Hier, wo man sich kannte, war dies ein eher auffälliges und verdächtiges Verhalten. Ich spürte die Blicke der Leute, die uns nachschauten, während wir schnellen Schrittes durch die Straßen liefen und auf die kleine Stadtbibliothek zusteuerten.

"Sind wir bald da, Harry? Ich sehe nicht viel.", seufzte ich gestresst. Ich beneidete Harry. Harry, der nicht eben noch in den Nachrichten gezeigt wurde. Harry, den hier sowieso niemand mehr kannte, weil er seit fast neun Jahren als verschwunden galt. Solange wir nicht seinen Eltern begegneten, die ihm einen genaueren Blick schenken würden - was wohl passieren würde, so auffällig wie ich durch die Straßen lief - , war alles in bester Ordnung.

"Noch eine Straße. Ich sehe sie schon.", antwortete er und beschleunigte seinen Schritt nochmals. Fast joggend folgte ich ihm, bis wir kurz darauf ein paar Treppenstufen nach oben liefen und den leicht gekühlten Vorraum zur Bibliothek betraten. Erleichtert zog ich mir die Kapuze vom Kopf und betrat in Harrys Schatten die eigentliche Bibliothek, wo ich bewusst meinen Kopf von der Theke wegdrehte und vorgab, das erste Regal zu betrachten.

"Komm.", sagte Harry und steuerte zielstrebig in den hinteren Teil der Bibliothek, bis wir am Regal der lokalen Geschichte ankamen.
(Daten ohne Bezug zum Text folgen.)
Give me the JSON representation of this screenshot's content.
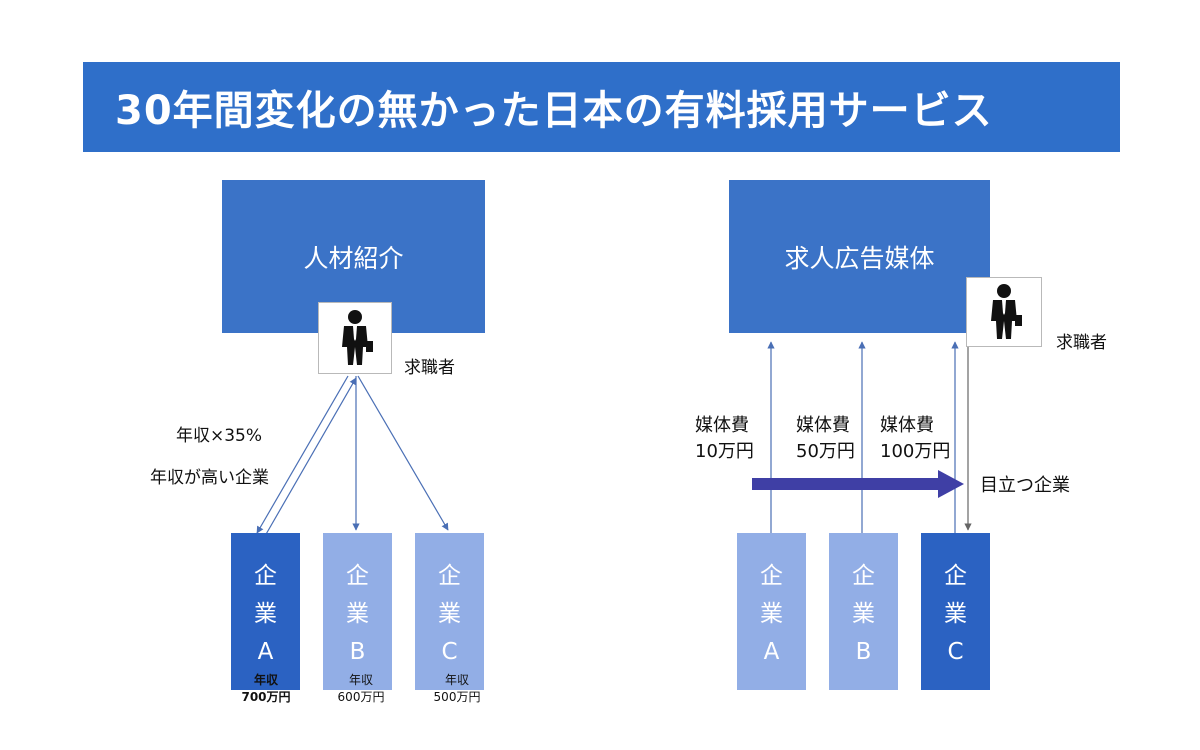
{
  "title": "30年間変化の無かった日本の有料採用サービス",
  "left": {
    "header": "人材紹介",
    "person_icon": "businessman-icon",
    "seeker_label": "求職者",
    "fee_label": "年収×35%",
    "target_label": "年収が高い企業",
    "companies": [
      {
        "line1": "企",
        "line2": "業",
        "letter": "A",
        "salary_label": "年収",
        "salary": "700万円"
      },
      {
        "line1": "企",
        "line2": "業",
        "letter": "B",
        "salary_label": "年収",
        "salary": "600万円"
      },
      {
        "line1": "企",
        "line2": "業",
        "letter": "C",
        "salary_label": "年収",
        "salary": "500万円"
      }
    ]
  },
  "right": {
    "header": "求人広告媒体",
    "person_icon": "businessman-icon",
    "seeker_label": "求職者",
    "fees": [
      {
        "line1": "媒体費",
        "line2": "10万円"
      },
      {
        "line1": "媒体費",
        "line2": "50万円"
      },
      {
        "line1": "媒体費",
        "line2": "100万円"
      }
    ],
    "arrow_label": "目立つ企業",
    "companies": [
      {
        "line1": "企",
        "line2": "業",
        "letter": "A"
      },
      {
        "line1": "企",
        "line2": "業",
        "letter": "B"
      },
      {
        "line1": "企",
        "line2": "業",
        "letter": "C"
      }
    ]
  },
  "colors": {
    "title_bg": "#2f6fc9",
    "box_dark": "#2b62c2",
    "box_light": "#92aee6",
    "arrow": "#3f3fa5"
  }
}
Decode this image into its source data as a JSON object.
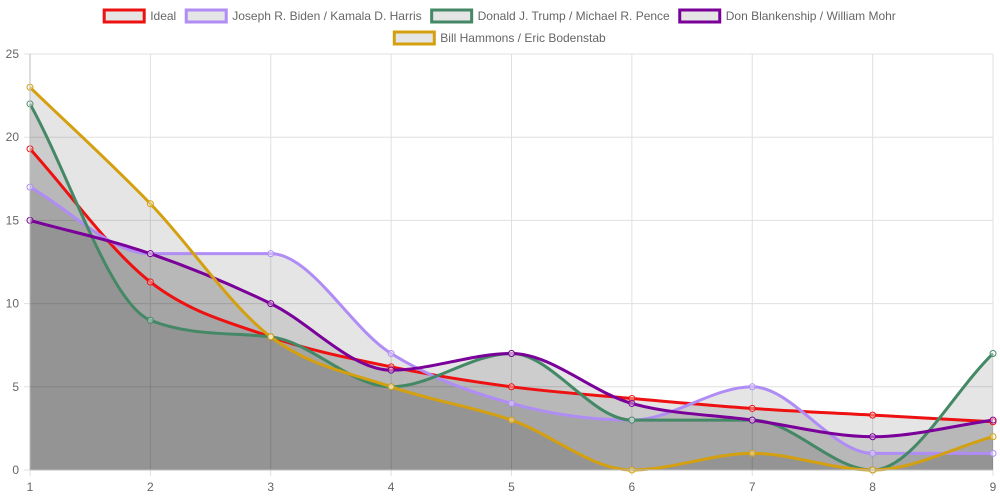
{
  "chart_data": {
    "type": "line",
    "x": [
      1,
      2,
      3,
      4,
      5,
      6,
      7,
      8,
      9
    ],
    "ylim": [
      0,
      25
    ],
    "yticks": [
      0,
      5,
      10,
      15,
      20,
      25
    ],
    "grid": true,
    "legend_position": "top",
    "series": [
      {
        "name": "Ideal",
        "color": "#ee1111",
        "values": [
          19.3,
          11.3,
          8.0,
          6.2,
          5.0,
          4.3,
          3.7,
          3.3,
          2.9
        ]
      },
      {
        "name": "Joseph R. Biden / Kamala D. Harris",
        "color": "#b08cf5",
        "values": [
          17,
          13,
          13,
          7,
          4,
          3,
          5,
          1,
          1
        ]
      },
      {
        "name": "Donald J. Trump / Michael R. Pence",
        "color": "#448866",
        "values": [
          22,
          9,
          8,
          5,
          7,
          3,
          3,
          0,
          7
        ]
      },
      {
        "name": "Don Blankenship / William Mohr",
        "color": "#7a0099",
        "values": [
          15,
          13,
          10,
          6,
          7,
          4,
          3,
          2,
          3
        ]
      },
      {
        "name": "Bill Hammons / Eric Bodenstab",
        "color": "#d4a010",
        "values": [
          23,
          16,
          8,
          5,
          3,
          0,
          1,
          0,
          2
        ]
      }
    ]
  }
}
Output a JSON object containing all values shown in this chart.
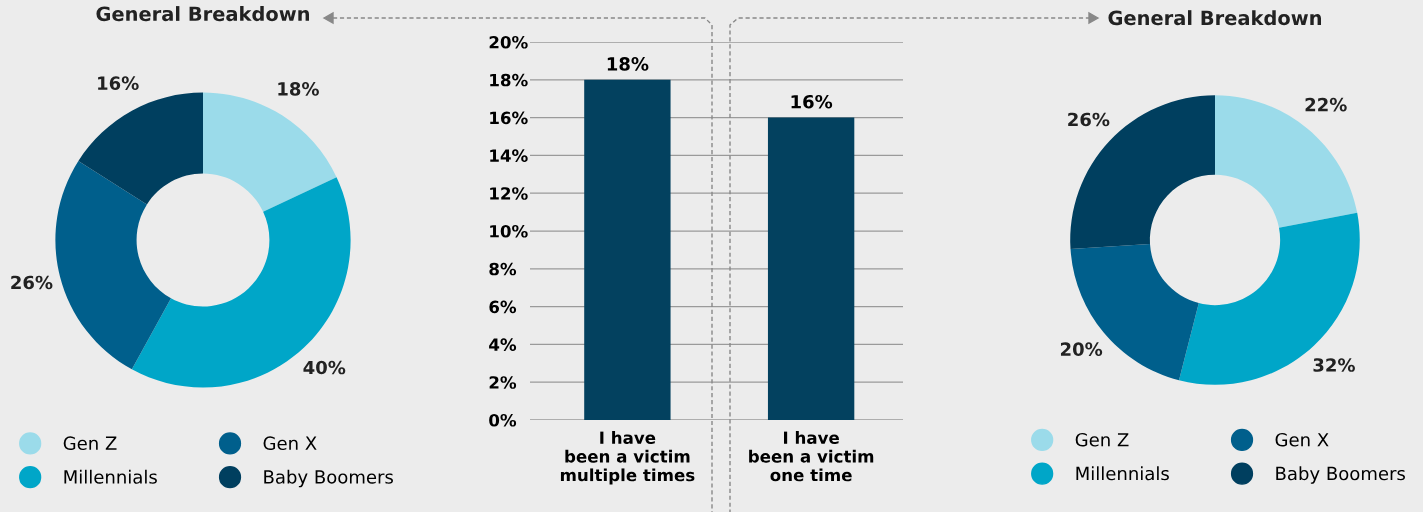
{
  "chart_data": [
    {
      "type": "donut",
      "title": "General Breakdown",
      "categories": [
        "Gen Z",
        "Millennials",
        "Gen X",
        "Baby Boomers"
      ],
      "values": [
        18,
        40,
        26,
        16
      ],
      "colors": [
        "#9bdbea",
        "#00a6c8",
        "#005f8c",
        "#003f5f"
      ],
      "value_labels": [
        "18%",
        "40%",
        "26%",
        "16%"
      ],
      "legend": "bottom"
    },
    {
      "type": "bar",
      "categories": [
        "I have\nbeen a victim\nmultiple times",
        "I have\nbeen a victim\none time"
      ],
      "values": [
        18,
        16
      ],
      "color": "#03415f",
      "value_labels": [
        "18%",
        "16%"
      ],
      "ylim": [
        0,
        20
      ],
      "yticks": [
        {
          "value": 0,
          "label": "0%"
        },
        {
          "value": 2,
          "label": "2%"
        },
        {
          "value": 4,
          "label": "4%"
        },
        {
          "value": 6,
          "label": "6%"
        },
        {
          "value": 8,
          "label": "8%"
        },
        {
          "value": 10,
          "label": "10%"
        },
        {
          "value": 12,
          "label": "12%"
        },
        {
          "value": 14,
          "label": "14%"
        },
        {
          "value": 16,
          "label": "16%"
        },
        {
          "value": 18,
          "label": "18%"
        },
        {
          "value": 20,
          "label": "20%"
        }
      ],
      "grid": "y"
    },
    {
      "type": "donut",
      "title": "General Breakdown",
      "categories": [
        "Gen Z",
        "Millennials",
        "Gen X",
        "Baby Boomers"
      ],
      "values": [
        22,
        32,
        20,
        26
      ],
      "colors": [
        "#9bdbea",
        "#00a6c8",
        "#005f8c",
        "#003f5f"
      ],
      "value_labels": [
        "22%",
        "32%",
        "20%",
        "26%"
      ],
      "legend": "bottom"
    }
  ]
}
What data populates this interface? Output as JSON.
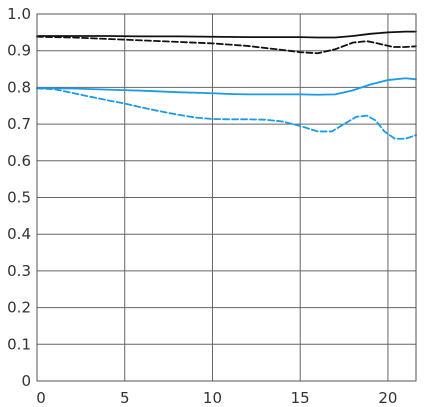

"Woher wusstest du, wo wir hin müssen?", fragte ich überrascht. Harry deutete auf einen Bereich zwei Regale weiter, wo ein Schild hing: "Weltgeschichte"

"Ich habe hier schon so einige Aufsätze für Geschichte in der Schule geschrieben. Unser Lehrer damals war unfähig zu erklären, also bin ich mit-", er stockte kurz, während ich den Blick einer schmerzhaften Erinnerung auf seinem Gesicht erhaschte, "mit Finn hierher gekommen und hab gelernt.", fuhr er leise fort. Seine Augenbrauen zogen sich kurz in Trauer zusammen, bevor er sich wieder fing und sich enthusiastisch dem Buchregal widmete.

"Eine alte Villa mit reichen Vorfahren. Da muss es doch sicher Artikel, wenn nicht sogar ein Buch dazu geben. Jillson.", das letzte Wort flüsterte er nachdenklich vor sich her, während er offensichtlich nach dem Abteil des Buchstaben J suchte.

"Harry... Wieso denkst du, dass es zur Jillson Villa Artikel gibt?", fragte ich zweifelnd. 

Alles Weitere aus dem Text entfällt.